Nekisse was originally produced in Shakisso, Ethiopia, and the coffee bean is named Nekisse after "NAKED from the Shakisso region". With the traditional sun treatment, the cherries were dried on a high shelf, then the dried peel and pulp were removed, and finally sent to Addis Ababa to be shelled. At that time, the taste spectrum outline has a very strong berry jam, cream consistency, citrus, tropical fruits. Later, the producing areas moved to Wellega and Sidama, because they found that there was a better sense of nectar and jam in the Sidama area.
- Prev
Introduction to grinding scale of Colombian coffee flavor description taste variety characteristics treatment method
Colombian Coffee Flavor description, characteristics of varieties, treatment, Grinding scale introduction Columbia Pavilion official Mericio Prada told Xinhua that the venue held a two-week coffee exhibition for visitors to taste Colombian coffee, and introduce and promote Colombian coffee and coffee culture to tourists from China and all over the world. Participated in the construction of the Columbia Pavilion
- Next
Introduction to the characteristics of taste quality of altitude flavor description treatment in Sumatra coffee producing area of Indonesia
The taste and quality characteristics of altitude flavor description treatment in Sumatra coffee producing area of Indonesia introduce that Indonesian coffee is an Arabica species. The leaf rust disaster at the end of the 18th century destroyed the Arabica manor. at first, the Dutch tried to plant Liberian species, and later, began to plant Robusta species on a large scale. Today, Arabica accounts for about 10-15% of the coffee produced in Indonesia, and the rest is Rob.
Related
- Detailed explanation of Jadeite planting Land in Panamanian Jadeite Manor introduction to the grading system of Jadeite competitive bidding, Red bid, Green bid and Rose Summer
- Story of Coffee planting in Brenka region of Costa Rica Stonehenge Manor anaerobic heavy honey treatment of flavor mouth
- What's on the barrel of Blue Mountain Coffee beans?
- Can American coffee also pull flowers? How to use hot American style to pull out a good-looking pattern?
- Can you make a cold extract with coffee beans? What is the right proportion for cold-extracted coffee formula?
- Indonesian PWN Gold Mandrine Coffee Origin Features Flavor How to Chong? Mandolin coffee is American.
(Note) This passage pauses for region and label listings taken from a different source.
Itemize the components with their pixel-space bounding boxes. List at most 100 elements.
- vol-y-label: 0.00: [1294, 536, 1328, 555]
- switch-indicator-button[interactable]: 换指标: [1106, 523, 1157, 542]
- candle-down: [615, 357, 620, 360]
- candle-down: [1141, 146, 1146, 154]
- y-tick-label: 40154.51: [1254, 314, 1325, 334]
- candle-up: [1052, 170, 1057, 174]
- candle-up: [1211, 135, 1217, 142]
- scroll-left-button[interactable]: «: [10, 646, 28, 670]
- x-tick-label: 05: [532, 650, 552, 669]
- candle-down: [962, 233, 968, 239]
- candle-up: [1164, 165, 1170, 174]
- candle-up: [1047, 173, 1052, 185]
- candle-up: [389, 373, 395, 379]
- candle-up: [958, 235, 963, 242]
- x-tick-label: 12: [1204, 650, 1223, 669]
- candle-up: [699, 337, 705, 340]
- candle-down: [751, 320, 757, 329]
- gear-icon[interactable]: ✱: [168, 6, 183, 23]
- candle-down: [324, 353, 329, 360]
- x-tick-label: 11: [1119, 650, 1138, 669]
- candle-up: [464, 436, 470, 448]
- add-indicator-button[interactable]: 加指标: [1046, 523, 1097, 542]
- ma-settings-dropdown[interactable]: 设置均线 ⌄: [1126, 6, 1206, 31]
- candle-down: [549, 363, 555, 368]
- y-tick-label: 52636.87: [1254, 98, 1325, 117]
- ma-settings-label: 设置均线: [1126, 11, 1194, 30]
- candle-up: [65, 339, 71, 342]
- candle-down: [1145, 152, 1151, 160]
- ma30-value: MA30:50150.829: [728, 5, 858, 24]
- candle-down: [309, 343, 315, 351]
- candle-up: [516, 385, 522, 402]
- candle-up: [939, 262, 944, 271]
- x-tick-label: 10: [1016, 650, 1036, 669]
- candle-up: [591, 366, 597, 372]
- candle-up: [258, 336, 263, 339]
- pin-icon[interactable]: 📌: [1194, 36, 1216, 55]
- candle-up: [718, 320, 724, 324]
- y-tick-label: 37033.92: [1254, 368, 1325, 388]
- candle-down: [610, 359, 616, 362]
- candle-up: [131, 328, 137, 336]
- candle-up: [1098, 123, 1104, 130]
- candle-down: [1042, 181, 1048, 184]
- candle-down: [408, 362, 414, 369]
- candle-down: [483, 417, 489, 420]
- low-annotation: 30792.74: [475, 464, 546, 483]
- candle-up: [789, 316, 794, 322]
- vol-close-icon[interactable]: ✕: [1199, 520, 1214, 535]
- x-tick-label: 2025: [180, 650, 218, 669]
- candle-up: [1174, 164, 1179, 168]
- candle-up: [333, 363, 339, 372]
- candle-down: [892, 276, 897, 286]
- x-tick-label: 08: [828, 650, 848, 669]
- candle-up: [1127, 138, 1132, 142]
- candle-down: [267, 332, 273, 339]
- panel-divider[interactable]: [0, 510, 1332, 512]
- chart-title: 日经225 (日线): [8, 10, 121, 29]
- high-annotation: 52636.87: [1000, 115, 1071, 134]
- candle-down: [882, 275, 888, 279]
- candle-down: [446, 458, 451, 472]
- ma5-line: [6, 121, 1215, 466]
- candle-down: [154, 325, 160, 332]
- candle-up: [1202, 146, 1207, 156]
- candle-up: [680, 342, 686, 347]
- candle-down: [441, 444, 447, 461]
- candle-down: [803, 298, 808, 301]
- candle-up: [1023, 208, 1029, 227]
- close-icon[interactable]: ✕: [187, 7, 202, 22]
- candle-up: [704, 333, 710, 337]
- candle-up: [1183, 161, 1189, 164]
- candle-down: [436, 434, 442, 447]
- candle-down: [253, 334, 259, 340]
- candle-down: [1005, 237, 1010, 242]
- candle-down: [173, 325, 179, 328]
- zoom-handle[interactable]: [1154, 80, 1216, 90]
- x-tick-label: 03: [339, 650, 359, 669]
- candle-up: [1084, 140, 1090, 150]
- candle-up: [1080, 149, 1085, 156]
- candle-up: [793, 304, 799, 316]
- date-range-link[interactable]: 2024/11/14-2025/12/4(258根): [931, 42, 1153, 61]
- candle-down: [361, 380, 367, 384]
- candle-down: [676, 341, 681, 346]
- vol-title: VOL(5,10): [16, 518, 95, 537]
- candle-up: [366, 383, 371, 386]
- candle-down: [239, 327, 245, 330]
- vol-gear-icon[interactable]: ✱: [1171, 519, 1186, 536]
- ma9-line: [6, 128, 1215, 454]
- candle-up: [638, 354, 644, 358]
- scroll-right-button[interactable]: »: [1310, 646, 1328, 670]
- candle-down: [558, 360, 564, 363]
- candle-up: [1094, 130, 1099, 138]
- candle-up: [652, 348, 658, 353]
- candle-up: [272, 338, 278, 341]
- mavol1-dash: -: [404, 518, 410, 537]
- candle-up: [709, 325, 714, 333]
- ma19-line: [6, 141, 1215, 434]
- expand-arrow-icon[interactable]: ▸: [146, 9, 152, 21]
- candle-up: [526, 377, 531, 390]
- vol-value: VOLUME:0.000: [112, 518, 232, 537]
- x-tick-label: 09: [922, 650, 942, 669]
- A brief introduction to the flavor characteristics of Brazilian yellow bourbon coffee beans
- What is the effect of different water quality on the flavor of cold-extracted coffee? What kind of water is best for brewing coffee?
- Why do you think of Rose Summer whenever you mention Panamanian coffee?
- Introduction to the characteristics of authentic blue mountain coffee bean producing areas? What is the CIB Coffee Authority in Jamaica?